Wild parsley is charming arranged with flowers; it is fern-like and decorative. It will soon droop if left out of water, but if given a good preparatory soaking, will last fresh a long while.
Purple iris with laburnum foliage. These are held firmly by a lead coil at the bottom of the bowl
Nothing is more welcome to the town dweller than a box of flowers straight from the country. Whether they be culled from the garden or from the fields, they are equally acceptable, provided they are fresh. But the condition of flowers arriving by post or rail is so dependent on the packer that a few hints on the subject may not be thrown away.
Although flowers are usually best gathered in the early morning, for transit it is better to pick them overnight, so that the stems may stand in water several hours previous to packing. By the morning they will have imbibed sufficient moisture to last them on their journey. Leaves should be left on the stalks, and it is essential in nearly all cases that the bloom should be quite dry. The exceptions to this rule are lilac and laburnum, both of which should be plunged bodily into water, and then packed wet. Treated thus, they will arrive at their destination perfectly fresh, and last for over a week.
Orchids, ama-r y 11 i s , malmaisons, etc., all require special care when being packed, but the majority of flowers travel quite well without any padding whatever. It is a great mistake to use cotton-wool.
Wild cherryblossom from the hedges should be placed in large low vases
A strong, airtight box is the chief necessity, lined with stout paper, and this should be packed full enough to prevent the flowers moving or getting shaken up during transit. A layer of lettuce-leaves or newly mown grass at the bottom of the box helps to keep flowers moist and yet dry.
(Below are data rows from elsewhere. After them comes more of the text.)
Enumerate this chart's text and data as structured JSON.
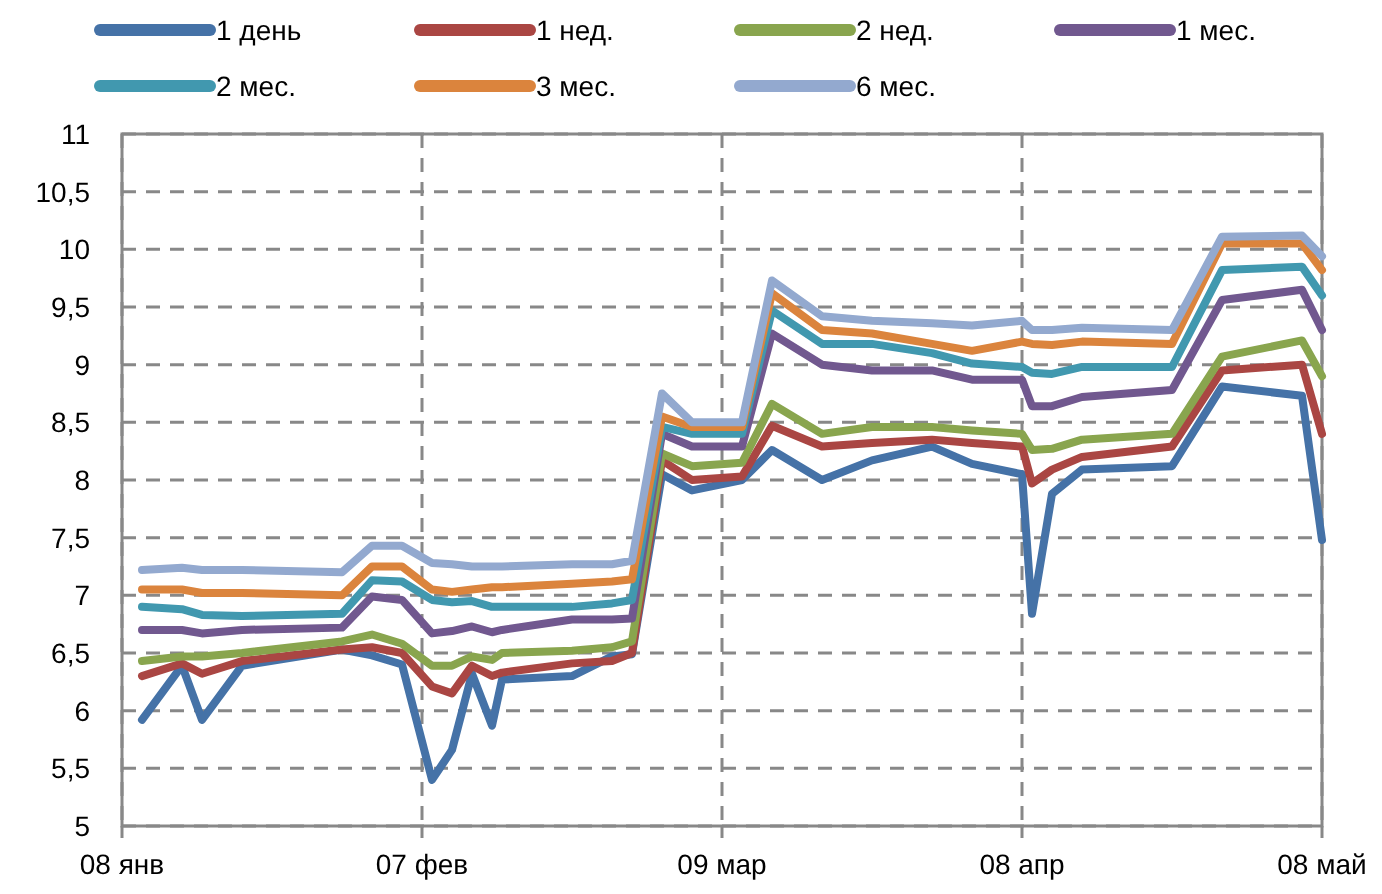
{
  "chart_data": {
    "type": "line",
    "legend": "top",
    "grid": true,
    "line_style": "solid",
    "marker": "none",
    "x": [
      "--01-10",
      "--01-14",
      "--01-16",
      "--01-20",
      "--01-30",
      "--02-02",
      "--02-05",
      "--02-08",
      "--02-10",
      "--02-12",
      "--02-14",
      "--02-15",
      "--02-22",
      "--02-26",
      "--02-28",
      "--03-03",
      "--03-06",
      "--03-11",
      "--03-14",
      "--03-19",
      "--03-24",
      "--03-30",
      "--04-03",
      "--04-08",
      "--04-09",
      "--04-11",
      "--04-14",
      "--04-23",
      "--04-28",
      "--05-06",
      "--05-08"
    ],
    "xlim": [
      "--01-08",
      "--05-08"
    ],
    "xticks": [
      {
        "value": "--01-08",
        "label": "08 янв"
      },
      {
        "value": "--02-07",
        "label": "07 фев"
      },
      {
        "value": "--03-09",
        "label": "09 мар"
      },
      {
        "value": "--04-08",
        "label": "08 апр"
      },
      {
        "value": "--05-08",
        "label": "08 май"
      }
    ],
    "ylim": [
      5,
      11
    ],
    "yticks": [
      5,
      {
        "value": 5.5,
        "label": "5,5"
      },
      6,
      {
        "value": 6.5,
        "label": "6,5"
      },
      7,
      {
        "value": 7.5,
        "label": "7,5"
      },
      8,
      {
        "value": 8.5,
        "label": "8,5"
      },
      9,
      {
        "value": 9.5,
        "label": "9,5"
      },
      10,
      {
        "value": 10.5,
        "label": "10,5"
      },
      11
    ],
    "series": [
      {
        "name": "1 день",
        "color": "#4572a7",
        "values": [
          5.92,
          6.39,
          5.92,
          6.39,
          6.53,
          6.48,
          6.4,
          5.4,
          5.66,
          6.32,
          5.87,
          6.27,
          6.3,
          6.47,
          6.49,
          8.05,
          7.91,
          8.0,
          8.26,
          8.0,
          8.17,
          8.29,
          8.14,
          8.05,
          6.84,
          7.88,
          8.09,
          8.12,
          8.81,
          8.73,
          7.48
        ]
      },
      {
        "name": "1 нед.",
        "color": "#aa4643",
        "values": [
          6.3,
          6.41,
          6.32,
          6.43,
          6.53,
          6.55,
          6.5,
          6.21,
          6.15,
          6.39,
          6.3,
          6.33,
          6.41,
          6.43,
          6.5,
          8.17,
          8.0,
          8.03,
          8.47,
          8.29,
          8.32,
          8.35,
          8.32,
          8.29,
          7.97,
          8.09,
          8.2,
          8.29,
          8.95,
          9.0,
          8.4
        ]
      },
      {
        "name": "2 нед.",
        "color": "#89a54e",
        "values": [
          6.43,
          6.47,
          6.47,
          6.5,
          6.6,
          6.66,
          6.58,
          6.39,
          6.39,
          6.47,
          6.44,
          6.5,
          6.52,
          6.55,
          6.6,
          8.23,
          8.12,
          8.15,
          8.66,
          8.4,
          8.46,
          8.46,
          8.43,
          8.4,
          8.26,
          8.27,
          8.35,
          8.4,
          9.07,
          9.21,
          8.9
        ]
      },
      {
        "name": "1 мес.",
        "color": "#71588f",
        "values": [
          6.7,
          6.7,
          6.67,
          6.7,
          6.72,
          6.99,
          6.96,
          6.67,
          6.69,
          6.73,
          6.68,
          6.7,
          6.79,
          6.79,
          6.8,
          8.4,
          8.29,
          8.29,
          9.27,
          9.0,
          8.95,
          8.95,
          8.87,
          8.87,
          8.64,
          8.64,
          8.72,
          8.78,
          9.56,
          9.65,
          9.3
        ]
      },
      {
        "name": "2 мес.",
        "color": "#4198af",
        "values": [
          6.9,
          6.88,
          6.83,
          6.82,
          6.84,
          7.13,
          7.12,
          6.96,
          6.94,
          6.95,
          6.9,
          6.9,
          6.9,
          6.93,
          6.96,
          8.46,
          8.4,
          8.4,
          9.47,
          9.18,
          9.18,
          9.1,
          9.01,
          8.98,
          8.93,
          8.92,
          8.98,
          8.98,
          9.82,
          9.85,
          9.6
        ]
      },
      {
        "name": "3 мес.",
        "color": "#db843d",
        "values": [
          7.05,
          7.05,
          7.02,
          7.02,
          7.0,
          7.25,
          7.25,
          7.05,
          7.03,
          7.05,
          7.07,
          7.07,
          7.1,
          7.12,
          7.14,
          8.55,
          8.46,
          8.46,
          9.62,
          9.3,
          9.27,
          9.18,
          9.12,
          9.2,
          9.18,
          9.17,
          9.2,
          9.18,
          10.05,
          10.05,
          9.82
        ]
      },
      {
        "name": "6 мес.",
        "color": "#93a9cf",
        "values": [
          7.22,
          7.24,
          7.22,
          7.22,
          7.2,
          7.43,
          7.43,
          7.28,
          7.27,
          7.25,
          7.25,
          7.25,
          7.27,
          7.27,
          7.3,
          8.75,
          8.5,
          8.5,
          9.73,
          9.42,
          9.38,
          9.36,
          9.34,
          9.38,
          9.3,
          9.3,
          9.32,
          9.3,
          10.11,
          10.12,
          9.94
        ]
      }
    ]
  }
}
When sending sweet-peas, the latter should be cut with only one bloom open, and, after the preparatory overnight immersion of the stems, be tied up in small bunches, each of which should be wrapped in paper. In this way they travel well, and if unpacked immediately on arrival and put into warm water, will quickly revive and last fresh a week or ten days. Flowers that have arrived after a journey are naturally in a low state of vitality, and need special treatment before being arranged in vases. Even the most faded-looking blooms can usually be restored if they are stood in hot water deep enough to submerge half the stem.